Clock ticks for women in Japan seeking love at work
As much as I hate to spoil the whole 春の陽気 (haru no yōki, springtime cheer) thing, I have some bad news about Japanese love relationships, specifically 社内恋愛 (shanai-renai, intra-company love affairs).
Despite our 超高齢化社会 (chō-kōreika-shakai, super-aging society), an increasing awareness of alternative lifestyles and the ever-growing number of women in the workforce, some things remain stubbornly the same. It’s hard for women over 30 to find a partner within the workplace circle, and the odds are stacked higher against her with each passing year. This means that if the fresh-faced 新卒 女子 (shinsotsu joshi, newly graduated young woman) in the ubiquitous black リクルートスーツ (rikurūto sūtsu, “recruit suit”) wishes to find a marriage partner in her 会社 (kaisha, company), she has less than eight years before her chances get drastically reduced.

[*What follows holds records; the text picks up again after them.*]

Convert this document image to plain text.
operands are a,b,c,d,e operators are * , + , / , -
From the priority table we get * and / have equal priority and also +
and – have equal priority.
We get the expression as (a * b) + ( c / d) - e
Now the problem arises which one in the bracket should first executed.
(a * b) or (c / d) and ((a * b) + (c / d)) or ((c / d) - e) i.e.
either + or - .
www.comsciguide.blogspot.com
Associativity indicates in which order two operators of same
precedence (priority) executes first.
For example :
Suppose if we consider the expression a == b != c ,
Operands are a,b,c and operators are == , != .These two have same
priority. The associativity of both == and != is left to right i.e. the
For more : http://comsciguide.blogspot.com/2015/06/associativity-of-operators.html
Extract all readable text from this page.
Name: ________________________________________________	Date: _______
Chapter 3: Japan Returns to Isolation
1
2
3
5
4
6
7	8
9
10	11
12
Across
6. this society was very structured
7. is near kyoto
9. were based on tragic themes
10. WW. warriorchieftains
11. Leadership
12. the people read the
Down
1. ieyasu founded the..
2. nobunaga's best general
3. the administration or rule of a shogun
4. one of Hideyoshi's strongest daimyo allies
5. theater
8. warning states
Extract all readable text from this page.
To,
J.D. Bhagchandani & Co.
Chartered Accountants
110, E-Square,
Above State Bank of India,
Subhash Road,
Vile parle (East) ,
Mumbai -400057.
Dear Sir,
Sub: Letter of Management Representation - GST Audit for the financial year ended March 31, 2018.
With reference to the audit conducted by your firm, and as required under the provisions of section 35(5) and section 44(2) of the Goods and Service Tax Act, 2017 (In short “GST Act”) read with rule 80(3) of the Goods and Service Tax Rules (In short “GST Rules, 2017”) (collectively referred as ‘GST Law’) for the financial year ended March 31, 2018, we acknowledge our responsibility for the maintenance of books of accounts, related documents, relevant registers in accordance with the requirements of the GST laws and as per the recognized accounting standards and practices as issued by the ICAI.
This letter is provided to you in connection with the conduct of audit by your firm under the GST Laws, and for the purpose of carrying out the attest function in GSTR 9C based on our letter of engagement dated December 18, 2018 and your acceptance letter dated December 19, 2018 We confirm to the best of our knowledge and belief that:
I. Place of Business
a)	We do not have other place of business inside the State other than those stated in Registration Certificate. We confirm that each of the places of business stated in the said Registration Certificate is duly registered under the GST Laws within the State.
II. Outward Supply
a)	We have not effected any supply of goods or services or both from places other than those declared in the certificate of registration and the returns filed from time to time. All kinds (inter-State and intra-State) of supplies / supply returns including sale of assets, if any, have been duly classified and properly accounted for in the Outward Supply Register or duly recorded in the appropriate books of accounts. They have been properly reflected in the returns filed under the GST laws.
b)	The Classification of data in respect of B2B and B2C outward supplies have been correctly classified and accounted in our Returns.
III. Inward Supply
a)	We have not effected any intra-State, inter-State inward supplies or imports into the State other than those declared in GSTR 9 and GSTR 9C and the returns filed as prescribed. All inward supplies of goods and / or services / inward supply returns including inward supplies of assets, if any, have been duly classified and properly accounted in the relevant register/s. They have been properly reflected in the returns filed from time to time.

Apparently, 30 is the cut-off point — 婚活 (konkatsu, partner hunting) agencies point out that only 23 percent of Japanese women get married between the ages of 30 and 34, and that rate gets whittled down to 11 percent between the ages of 35 and 40. No wonder a lot of the young women I talk to these days say more or less the same thing: 学生時代の彼氏をキープしとかないと後がつらい (Gakusei-jidai no kareshi o kiipu shi to kanai to ato ga tsurai, “It’s better to keep your college boyfriend close at hand, because hard times may be ahead”).